In einem Brief des folgenden Jahres bemerkte er ergänzend, daß seine 
Ansicht sich mehr und mehr verbreite. Der bayerische Minister Fäustle sage, 
im Bundesrat sei nichts zu machen; Friesen komme nur tagweise aus Dresden; 
Mittnacht meine, ein parlamentarisch organisirtes Staatenhaus würde die Par- 
tikularinteressen stärker schützen als der auf Schein hinauslaufende Bundesrat. 

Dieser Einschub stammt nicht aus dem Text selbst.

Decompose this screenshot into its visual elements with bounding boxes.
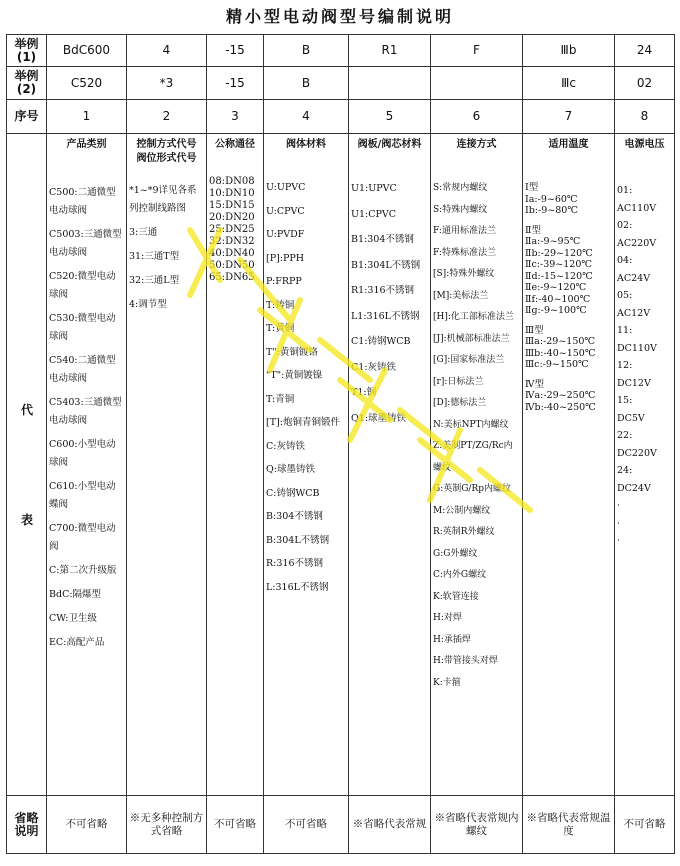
code-item: 25:DN25 [209, 224, 255, 235]
code-item: L:316L不锈钢 [266, 581, 329, 593]
code-item: [M]:美标法兰 [433, 290, 489, 301]
item-list [47, 152, 126, 652]
code-item: Ⅰ型 [525, 182, 539, 193]
code-item: Ⅱg:-9~100℃ [525, 305, 587, 316]
code-item: [H]:化工部标准法兰 [433, 312, 514, 322]
code-item: B:304不锈钢 [266, 511, 323, 522]
code-item: 22: [617, 430, 633, 441]
code-item: K:卡箍 [433, 677, 461, 688]
item-list [431, 152, 522, 694]
seq-2: 2 [127, 100, 207, 134]
code-item: AC110V [617, 202, 657, 214]
code-item: P:FRPP [266, 276, 302, 287]
code-item: U:PVDF [266, 229, 305, 240]
code-item: C:第二次升级版 [49, 565, 117, 576]
code-item: S:常规内螺纹 [433, 183, 488, 193]
code-item: C610:小型电动蝶阀 [49, 481, 116, 510]
omit-5: ※省略代表常规 [349, 796, 431, 854]
item-list [207, 152, 263, 284]
code-item: T:青铜 [266, 393, 295, 405]
code-item: C520:微型电动球阀 [49, 271, 116, 300]
code-item: "T":黄铜镀镍 [266, 370, 323, 381]
code-item: U:UPVC [266, 182, 306, 193]
row-label-sequence: 序号 [7, 100, 47, 134]
cell-ex1-2: 4 [127, 35, 207, 67]
row-label-example-1 [7, 35, 47, 67]
omit-3: 不可省略 [207, 796, 264, 854]
column-header: 产品类别 [66, 139, 107, 150]
code-item: T1:铜 [351, 387, 377, 398]
code-item: [D]:德标法兰 [433, 398, 487, 408]
column-body-material [264, 134, 349, 796]
code-item: B:304L不锈钢 [266, 534, 330, 546]
code-item: 40:DN40 [209, 248, 255, 259]
code-item: AC12V [617, 307, 651, 319]
code-item: 01: [617, 185, 633, 196]
code-item: B1:304不锈钢 [351, 234, 414, 245]
cell-ex1-7: Ⅲb [523, 35, 615, 67]
code-item: 50:DN50 [209, 260, 255, 271]
code-item: DC220V [617, 447, 657, 459]
code-item: 20:DN20 [209, 212, 255, 223]
omit-1: 不可省略 [47, 796, 127, 854]
row-label-text: 省略 说明 [14, 810, 39, 838]
item-list [127, 166, 206, 314]
code-item: [G]:国家标准法兰 [433, 355, 505, 365]
code-item: DC110V [617, 342, 657, 354]
column-header: 阀板/阀芯材料 [357, 139, 422, 150]
code-item: C5403:三通微型电动球阀 [49, 397, 122, 426]
code-item: 10:DN10 [209, 188, 255, 199]
code-item: · [617, 500, 621, 511]
code-item: C5003:三通微型电动球阀 [49, 229, 122, 258]
code-item: 15:DN15 [209, 200, 255, 211]
code-item: DC24V [617, 482, 651, 494]
model-code-table [6, 34, 675, 854]
omit-6: ※省略代表常规内螺纹 [431, 796, 523, 854]
column-temperature [523, 134, 615, 796]
code-item: C500:二通微型电动球阀 [49, 187, 116, 216]
row-label-text: 举例 (2) [14, 69, 39, 96]
code-item [525, 217, 612, 225]
code-item: Ⅱ型 [525, 224, 541, 236]
omit-4: 不可省略 [264, 796, 349, 854]
example-row-2 [7, 67, 675, 100]
code-item: G:英制G/Rp内螺纹 [433, 484, 511, 494]
column-voltage [615, 134, 675, 796]
seq-4: 4 [264, 100, 349, 134]
row-label-omit [7, 796, 47, 854]
code-item: Ⅲ型 [525, 324, 544, 336]
code-item: Ⅲb:-40~150℃ [525, 347, 596, 359]
item-list [523, 152, 614, 413]
seq-6: 6 [431, 100, 523, 134]
represent-char-1: 代 [20, 403, 33, 417]
code-item: [J]:机械部标准法兰 [433, 333, 510, 344]
code-item: 31:三通T型 [129, 251, 180, 262]
seq-5: 5 [349, 100, 431, 134]
code-item: C540:二通微型电动球阀 [49, 355, 116, 384]
example-row-1 [7, 35, 675, 67]
cell-ex2-3: -15 [207, 67, 264, 100]
code-item: H:承插焊 [433, 634, 471, 645]
sequence-row [7, 100, 675, 134]
column-disc-material [349, 134, 431, 796]
code-item: M:公制内螺纹 [433, 505, 491, 516]
code-item: BdC:隔爆型 [49, 589, 102, 600]
code-item: 12: [617, 360, 633, 371]
code-item: C1:铸钢WCB [351, 336, 411, 347]
cell-ex1-4: B [264, 35, 349, 67]
cell-ex1-1: BdC600 [47, 35, 127, 67]
code-item: C600:小型电动球阀 [49, 439, 116, 468]
code-item: AC24V [617, 272, 651, 284]
code-item: 32:DN32 [209, 236, 255, 247]
column-control-mode [127, 134, 207, 796]
code-item: 32:三通L型 [129, 275, 180, 286]
code-item: 65:DN65 [209, 272, 255, 283]
code-item: C:铸钢WCB [266, 487, 320, 499]
code-item: Z:美制PT/ZG/Rc内螺纹 [433, 441, 513, 473]
code-item: Ⅱb:-29~120℃ [525, 247, 593, 259]
code-item: Ⅰb:-9~80℃ [525, 205, 578, 216]
code-item: Ⅳb:-40~250℃ [525, 401, 596, 413]
code-item: K:软管连接 [433, 591, 479, 602]
code-item: C700:微型电动阀 [49, 523, 116, 552]
seq-1: 1 [47, 100, 127, 134]
code-item: 15: [617, 395, 633, 406]
code-item: T:铸铜 [266, 299, 295, 311]
code-item: U1:UPVC [351, 183, 397, 194]
code-item: Q:球墨铸铁 [266, 464, 315, 475]
code-item: 08:DN08 [209, 176, 255, 187]
item-list [264, 152, 348, 599]
code-item: C1:灰铸铁 [351, 361, 397, 373]
cell-ex1-5: R1 [349, 35, 431, 67]
code-item [525, 371, 612, 379]
represent-char-2: 表 [20, 513, 33, 527]
code-item: 4:调节型 [129, 299, 167, 310]
code-item: Ⅱa:-9~95℃ [525, 236, 581, 247]
code-item: U1:CPVC [351, 208, 397, 220]
code-item: Ⅳa:-29~250℃ [525, 390, 596, 401]
cell-ex2-4: B [264, 67, 349, 100]
code-item [525, 317, 612, 325]
code-item: H:对焊 [433, 613, 462, 623]
code-item: 05: [617, 290, 633, 301]
code-item: · [617, 517, 621, 529]
row-label-represent [7, 134, 47, 796]
code-item: Ⅱe:-9~120℃ [525, 282, 587, 293]
code-item: T:黄铜 [266, 323, 295, 334]
code-item: B1:304L不锈钢 [351, 259, 421, 271]
code-item: R1:316不锈钢 [351, 285, 415, 296]
code-item: 3:三通 [129, 227, 158, 238]
code-item: CW:卫生级 [49, 613, 97, 624]
code-item: Ⅳ型 [525, 378, 544, 390]
code-item: R:英制R外螺纹 [433, 527, 495, 537]
code-item: [P]:PPH [266, 252, 305, 264]
code-item: [S]:特殊外螺纹 [433, 269, 495, 279]
code-item: Ⅲa:-29~150℃ [525, 336, 596, 347]
code-item: R:316不锈钢 [266, 558, 323, 569]
code-item: F:特殊标准法兰 [433, 247, 496, 258]
code-item: DC12V [617, 377, 651, 389]
seq-3: 3 [207, 100, 264, 134]
code-item: C530:微型电动球阀 [49, 313, 116, 342]
code-item: F:通用标准法兰 [433, 226, 496, 236]
code-item: 02: [617, 220, 633, 231]
code-item: *1~*9详见各系列控制线路图 [129, 185, 197, 214]
item-list [615, 152, 674, 550]
cell-ex2-7: Ⅲc [523, 67, 615, 100]
code-item: C:内外G螺纹 [433, 570, 487, 580]
code-item: Q1:球墨铸铁 [351, 412, 407, 424]
omit-8: 不可省略 [615, 796, 675, 854]
code-item: U:CPVC [266, 205, 305, 217]
code-item: Ⅱf:-40~100℃ [525, 293, 591, 305]
row-label-text: 举例 (1) [14, 36, 39, 64]
column-nominal-diameter [207, 134, 264, 796]
omit-row [7, 796, 675, 854]
column-connection-type [431, 134, 523, 796]
column-product-category [47, 134, 127, 796]
item-list [349, 152, 430, 431]
cell-ex1-6: F [431, 35, 523, 67]
code-item: G:G外螺纹 [433, 548, 478, 559]
row-label-example-2 [7, 67, 47, 100]
column-header: 控制方式代号 阀位形式代号 [136, 139, 197, 164]
cell-ex1-3: -15 [207, 35, 264, 67]
page-title: 精小型电动阀型号编制说明 [225, 7, 454, 26]
column-header: 公称通径 [215, 139, 255, 150]
code-item: Ⅱc:-39~120℃ [525, 259, 592, 270]
column-header: 适用温度 [548, 139, 589, 150]
column-header: 连接方式 [456, 139, 497, 150]
code-item: L1:316L不锈钢 [351, 310, 420, 322]
code-item: Ⅱd:-15~120℃ [525, 270, 593, 282]
code-item: [T]:炮铜青铜锻件 [266, 417, 340, 428]
code-item: [r]:日标法兰 [433, 376, 484, 387]
code-item: N:美标NPT内螺纹 [433, 419, 509, 430]
code-item: DC5V [617, 412, 645, 424]
cell-ex2-8: 02 [615, 67, 675, 100]
code-item: · [617, 535, 621, 546]
column-header: 电源电压 [624, 139, 665, 150]
omit-2: ※无多种控制方式省略 [127, 796, 207, 854]
column-header: 阀体材料 [286, 139, 326, 150]
code-item: S:特殊内螺纹 [433, 204, 488, 215]
code-definition-row [7, 134, 675, 796]
code-item: 24: [617, 465, 633, 476]
code-item: 11: [617, 325, 633, 336]
code-item: AC220V [617, 237, 657, 249]
cell-ex2-2: *3 [127, 67, 207, 100]
code-item: EC:高配产品 [49, 637, 105, 648]
cell-ex2-5 [349, 67, 431, 100]
seq-8: 8 [615, 100, 675, 134]
cell-ex2-6 [431, 67, 523, 100]
code-item: Ⅰa:-9~60℃ [525, 193, 578, 205]
cell-ex2-1: C520 [47, 67, 127, 100]
code-item: H:带管接头对焊 [433, 656, 498, 666]
code-item: 04: [617, 255, 633, 266]
code-item: Ⅲc:-9~150℃ [525, 359, 589, 370]
cell-ex1-8: 24 [615, 35, 675, 67]
omit-7: ※省略代表常规温度 [523, 796, 615, 854]
code-item: T":黄铜镀铬 [266, 346, 318, 358]
seq-7: 7 [523, 100, 615, 134]
code-item: C:灰铸铁 [266, 440, 305, 452]
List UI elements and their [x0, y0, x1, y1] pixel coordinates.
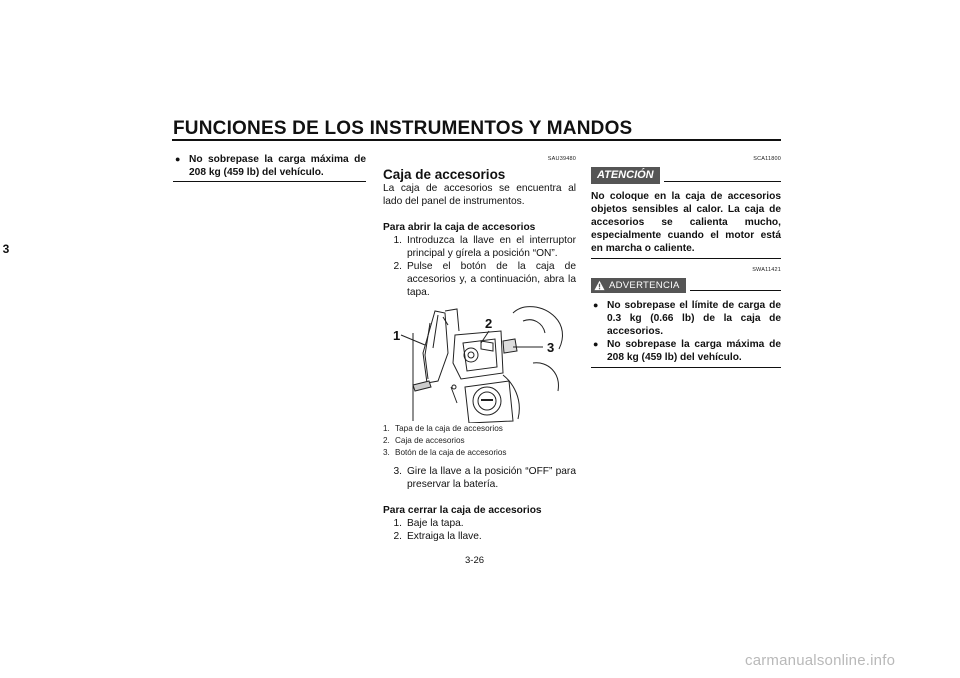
- open-heading: Para abrir la caja de accesorios: [383, 222, 536, 233]
- list-item: [383, 517, 576, 530]
- step-number: 2.: [393, 531, 402, 542]
- step-number: 1.: [393, 235, 402, 246]
- warning-triangle-icon: [594, 280, 605, 291]
- list-item: [383, 260, 576, 299]
- bullet-item: [591, 299, 781, 338]
- figure-label-3: 3: [547, 340, 555, 355]
- caption-line: 2. Caja de accesorios: [383, 436, 465, 445]
- section-heading: Caja de accesorios: [383, 167, 506, 182]
- attention-badge: ATENCIÓN: [591, 167, 660, 184]
- bullet-item: [173, 153, 366, 179]
- bullet-item: [591, 338, 781, 364]
- column-1: [173, 153, 366, 182]
- section-code: SAU39480: [547, 156, 576, 162]
- figure-caption: [383, 423, 576, 459]
- list-item: [383, 465, 576, 491]
- intro-text: La caja de accesorios se encuentra al lado del panel de instrumentos.: [383, 183, 576, 207]
- step-text: Introduzca la llave en el interruptor principal y gírela a posición “ON”.: [407, 235, 576, 259]
- header-rule: [172, 139, 781, 141]
- divider: [173, 181, 366, 182]
- page-number: 3-26: [465, 555, 485, 566]
- step-text: Baje la tapa.: [407, 518, 464, 529]
- bullet-icon: ●: [175, 154, 181, 164]
- accessory-box-illustration: [383, 303, 576, 423]
- bullet-icon: ●: [593, 339, 599, 349]
- figure-label-2: 2: [485, 316, 493, 331]
- bullet-text: No sobrepase el límite de carga de 0.3 kg (0.66 lb) de la caja de accesorios.: [607, 300, 781, 337]
- accessory-box-figure: [383, 303, 576, 423]
- step-text: Extraiga la llave.: [407, 531, 482, 542]
- bullet-icon: ●: [593, 300, 599, 310]
- step-number: 2.: [393, 261, 402, 272]
- list-item: [383, 234, 576, 260]
- list-item: [383, 530, 576, 543]
- notice-code: SCA11800: [753, 156, 781, 162]
- chapter-tab: 3: [2, 242, 10, 256]
- warning-badge: ADVERTENCIA: [591, 278, 686, 293]
- bullet-text: No sobrepase la carga máxima de 208 kg (459 lb) del vehículo.: [189, 154, 366, 178]
- close-heading: Para cerrar la caja de accesorios: [383, 505, 542, 516]
- bullet-text: No sobrepase la carga máxima de 208 kg (459 lb) del vehículo.: [607, 339, 781, 363]
- step-number: 3.: [393, 466, 402, 477]
- column-2: [383, 153, 576, 543]
- page-title: FUNCIONES DE LOS INSTRUMENTOS Y MANDOS: [173, 118, 633, 139]
- attention-text: No coloque en la caja de accesorios objetos sensibles al calor. La caja de accesorios se calienta mucho, especialmente cuando el motor está en marcha o caliente.: [591, 191, 781, 254]
- caption-line: 1. Tapa de la caja de accesorios: [383, 424, 503, 433]
- figure-label-1: 1: [393, 328, 401, 343]
- divider: [690, 290, 781, 291]
- step-number: 1.: [393, 518, 402, 529]
- notice-code: SWA11421: [752, 267, 781, 273]
- caption-line: 3. Botón de la caja de accesorios: [383, 448, 507, 457]
- column-3: [591, 153, 781, 368]
- divider: [591, 367, 781, 368]
- watermark: carmanualsonline.info: [745, 652, 896, 669]
- step-text: Pulse el botón de la caja de accesorios y, a continuación, abra la tapa.: [407, 261, 576, 298]
- divider: [591, 258, 781, 259]
- divider: [664, 181, 781, 182]
- step-text: Gire la llave a la posición “OFF” para preservar la batería.: [407, 466, 576, 490]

Im Anschluß hieran gab er aber der Ansicht Ausdruck, daß der Reichsbau 
bereits sehr erstarkt sei. Mittnacht sei, wenn nicht reichsfreundlicher, so doch sehr 
resignirt geworden, und der Gedanke, einmal wieder aus dem Reich heraus- 
schlüpfen zu können, scheine bei ihm und den bayerischen Kollegen kaum mehr 
vorhanden zu sein. Nur verfolgten sie leider aus alter Gewohnheit oder aus 
notgedrungener Rücksicht auf ihre Höfe immer wieder unmögliche partikularistische 
Grillen, deren Unhaltbarkeit sie selbst einsehen, und die hinderten, daß man mit 
ihnen zusammengehen könne, um dem Ueberwuchern eines einseitig preußischen 
Standpunkts entgegenzutreten. 
Auch mündlich klagte Jolly oft über den Bundesrat, bezeichnete ihn als 
bloße Fortsetzung der Zollvereinskonferenzen und erzählte, der Präsident des 
Reichskanzler-Amts pflege die Etatsberatung mit einer Rede einzuleiten, die in 
der Einladung gipfle, ganz nach Gutdünken zu beschließen, aber ja nichts an 
den Zahlen zu ändern. Als er in der zweiten Kammer einmal auf das Thema 
kam, war er zwar in der Kritik zurückhaltender, warf aber die Fragen auf: 
Wird sich der Bundesrat nach seinen verschiedenen Aufgaben in verschiedene 
Behörden auflösen? Wird er in seiner Eigenschaft als Regierungsorgan vielleicht 
durch ein Reichsministerium ersetzt werden? Oder wird vielleicht, ohne daß. 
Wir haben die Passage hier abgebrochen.